Chronic ingestion of depleted uranium modified inflammatory pathways in rat intestine
Congress title :International Congress of Toxicology
Congress town :Montréal
Congress date :15/07/2007
The potential hazard of chronic exposure to depleted uranium (DU) due to its environmental dispersion is of increasing concern. The aim of this work was to determine effects of chronic ingestion of DU at low doses on inflammatory pathways (prostaglandins, histamine, cytokines and NO) in small intestine.
Experiments were performed in rats receiving DU in drinking water (40mg/L) during several months. Inflammatory mediators, synthesis enzymes (COX and NOS) and immune cells (mast cells, macrophages and neutrophils) were assessed by using semi-quantitative RT-PCR, ELISA kits, colorimetric methods and immunohistochemistry.

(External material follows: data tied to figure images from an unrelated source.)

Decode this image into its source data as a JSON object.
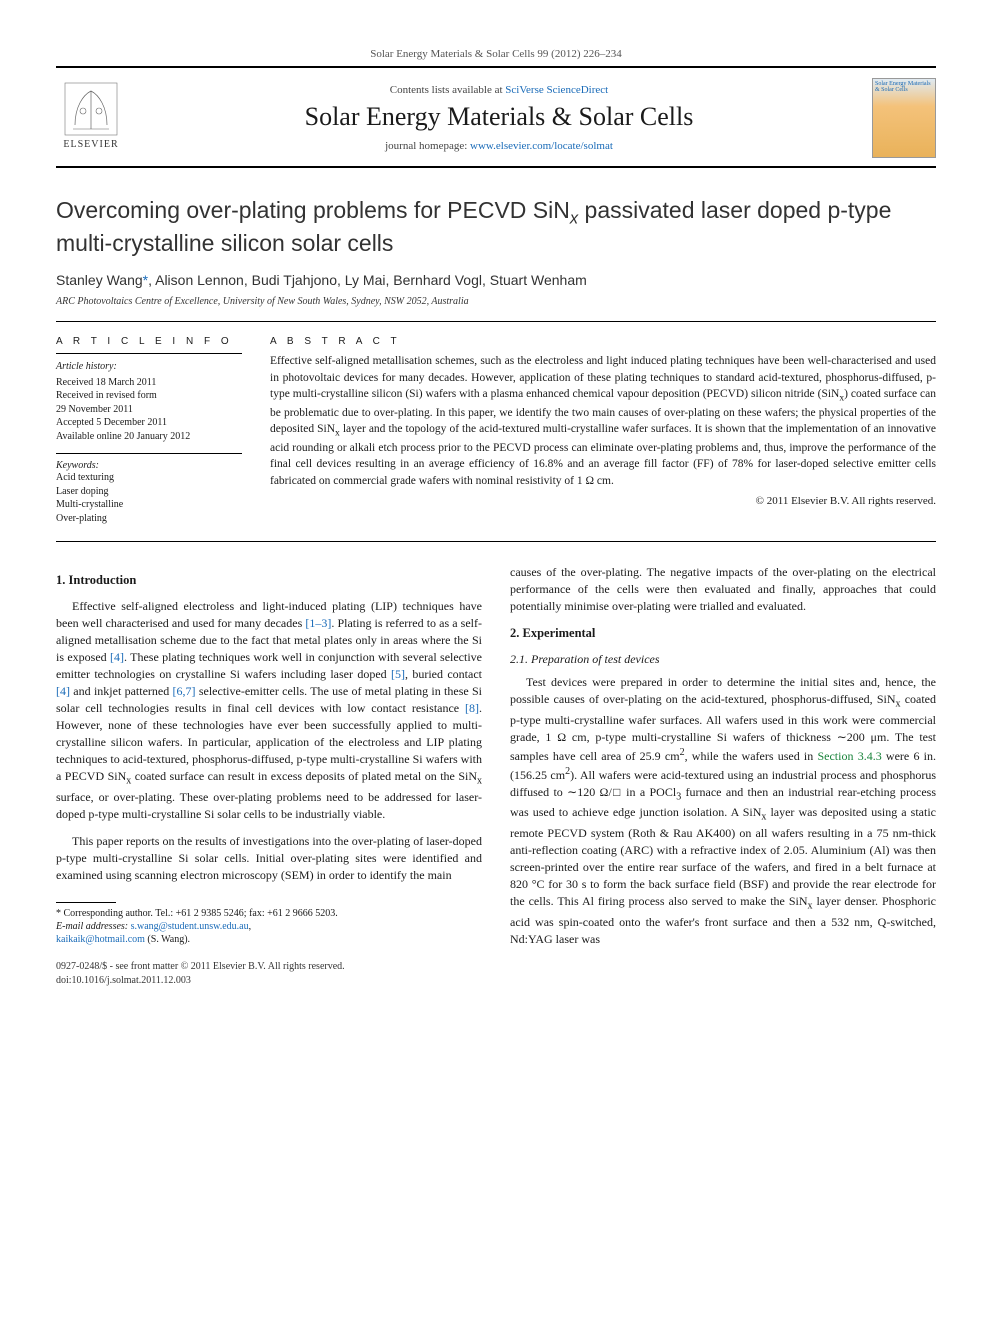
{
  "running_head": "Solar Energy Materials & Solar Cells 99 (2012) 226–234",
  "header": {
    "contents_prefix": "Contents lists available at ",
    "contents_link": "SciVerse ScienceDirect",
    "journal": "Solar Energy Materials & Solar Cells",
    "homepage_prefix": "journal homepage: ",
    "homepage_link": "www.elsevier.com/locate/solmat",
    "publisher_brand": "ELSEVIER",
    "cover_caption": "Solar Energy Materials & Solar Cells"
  },
  "title_html": "Overcoming over-plating problems for PECVD SiN<sub>x</sub> passivated laser doped p-type multi-crystalline silicon solar cells",
  "authors_html": "Stanley Wang<span class=\"corr\">*</span>, Alison Lennon, Budi Tjahjono, Ly Mai, Bernhard Vogl, Stuart Wenham",
  "affiliation": "ARC Photovoltaics Centre of Excellence, University of New South Wales, Sydney, NSW 2052, Australia",
  "article_info": {
    "heading": "A R T I C L E   I N F O",
    "history_heading": "Article history:",
    "history": [
      "Received 18 March 2011",
      "Received in revised form",
      "29 November 2011",
      "Accepted 5 December 2011",
      "Available online 20 January 2012"
    ],
    "keywords_heading": "Keywords:",
    "keywords": [
      "Acid texturing",
      "Laser doping",
      "Multi-crystalline",
      "Over-plating"
    ]
  },
  "abstract": {
    "heading": "A B S T R A C T",
    "text_html": "Effective self-aligned metallisation schemes, such as the electroless and light induced plating techniques have been well-characterised and used in photovoltaic devices for many decades. However, application of these plating techniques to standard acid-textured, phosphorus-diffused, p-type multi-crystalline silicon (Si) wafers with a plasma enhanced chemical vapour deposition (PECVD) silicon nitride (SiN<sub>x</sub>) coated surface can be problematic due to over-plating. In this paper, we identify the two main causes of over-plating on these wafers; the physical properties of the deposited SiN<sub>x</sub> layer and the topology of the acid-textured multi-crystalline wafer surfaces. It is shown that the implementation of an innovative acid rounding or alkali etch process prior to the PECVD process can eliminate over-plating problems and, thus, improve the performance of the final cell devices resulting in an average efficiency of 16.8% and an average fill factor (FF) of 78% for laser-doped selective emitter cells fabricated on commercial grade wafers with nominal resistivity of 1 Ω cm.",
    "copyright": "© 2011 Elsevier B.V. All rights reserved."
  },
  "body": {
    "s1_heading": "1.  Introduction",
    "s1_p1_html": "Effective self-aligned electroless and light-induced plating (LIP) techniques have been well characterised and used for many decades <a class=\"ref\" href=\"#\">[1–3]</a>. Plating is referred to as a self-aligned metallisation scheme due to the fact that metal plates only in areas where the Si is exposed <a class=\"ref\" href=\"#\">[4]</a>. These plating techniques work well in conjunction with several selective emitter technologies on crystalline Si wafers including laser doped <a class=\"ref\" href=\"#\">[5]</a>, buried contact <a class=\"ref\" href=\"#\">[4]</a> and inkjet patterned <a class=\"ref\" href=\"#\">[6,7]</a> selective-emitter cells. The use of metal plating in these Si solar cell technologies results in final cell devices with low contact resistance <a class=\"ref\" href=\"#\">[8]</a>. However, none of these technologies have ever been successfully applied to multi-crystalline silicon wafers. In particular, application of the electroless and LIP plating techniques to acid-textured, phosphorus-diffused, p-type multi-crystalline Si wafers with a PECVD SiN<sub>x</sub> coated surface can result in excess deposits of plated metal on the SiN<sub>x</sub> surface, or over-plating. These over-plating problems need to be addressed for laser-doped p-type multi-crystalline Si solar cells to be industrially viable.",
    "s1_p2_html": "This paper reports on the results of investigations into the over-plating of laser-doped p-type multi-crystalline Si solar cells. Initial over-plating sites were identified and examined using scanning electron microscopy (SEM) in order to identify the main",
    "s1_p3_html": "causes of the over-plating. The negative impacts of the over-plating on the electrical performance of the cells were then evaluated and finally, approaches that could potentially minimise over-plating were trialled and evaluated.",
    "s2_heading": "2.  Experimental",
    "s2_1_heading": "2.1.  Preparation of test devices",
    "s2_1_p1_html": "Test devices were prepared in order to determine the initial sites and, hence, the possible causes of over-plating on the acid-textured, phosphorus-diffused, SiN<sub>x</sub> coated p-type multi-crystalline wafer surfaces. All wafers used in this work were commercial grade, 1 Ω cm, p-type multi-crystalline Si wafers of thickness ∼200 μm. The test samples have cell area of 25.9 cm<sup>2</sup>, while the wafers used in <a class=\"xref\" href=\"#\">Section 3.4.3</a> were 6 in. (156.25 cm<sup>2</sup>). All wafers were acid-textured using an industrial process and phosphorus diffused to ∼120 Ω/□ in a POCl<sub>3</sub> furnace and then an industrial rear-etching process was used to achieve edge junction isolation. A SiN<sub>x</sub> layer was deposited using a static remote PECVD system (Roth & Rau AK400) on all wafers resulting in a 75 nm-thick anti-reflection coating (ARC) with a refractive index of 2.05. Aluminium (Al) was then screen-printed over the entire rear surface of the wafers, and fired in a belt furnace at 820 °C for 30 s to form the back surface field (BSF) and provide the rear electrode for the cells. This Al firing process also served to make the SiN<sub>x</sub> layer denser. Phosphoric acid was spin-coated onto the wafer's front surface and then a 532 nm, Q-switched, Nd:YAG laser was"
  },
  "footnotes": {
    "corr_html": "* Corresponding author. Tel.: +61 2 9385 5246; fax: +61 2 9666 5203.",
    "email_label": "E-mail addresses:",
    "email1": "s.wang@student.unsw.edu.au",
    "email2": "kaikaik@hotmail.com",
    "email_tail": " (S. Wang)."
  },
  "footer": {
    "left1": "0927-0248/$ - see front matter © 2011 Elsevier B.V. All rights reserved.",
    "left2": "doi:10.1016/j.solmat.2011.12.003"
  },
  "colors": {
    "link_blue": "#1a6bb8",
    "xref_green": "#18833a",
    "text": "#1a1a1a",
    "rule": "#000000"
  }
}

At 6 months, a 2-fold increase in gene expression of Cox2 was noted, with no changes in PGE2 levels. At the same time, decrease in mast cell number was observed without any changes in histamine levels. Experiments showed also an increase in gene expression of IL-1b and IL-10, and a decrease in mRNA level of CCL-2. This change was associated with a decreased density of macrophages in intestine. An opposite effect of DU was induced on neutrophils with an increased content at 3 (x1.7) and 9 months (x3). In addition, results obtained at 6 months indicated that DU inhibited NO pathway (decreased eNOS mRNA, iNOS activity and NO2-/NO3- levels) as did lead.
In conclusion, this study demonstrated that chronic DU ingestion affected immune cell content in small intestine. The consequences of such modifications on intestinal response to oral antigens remained to be determined.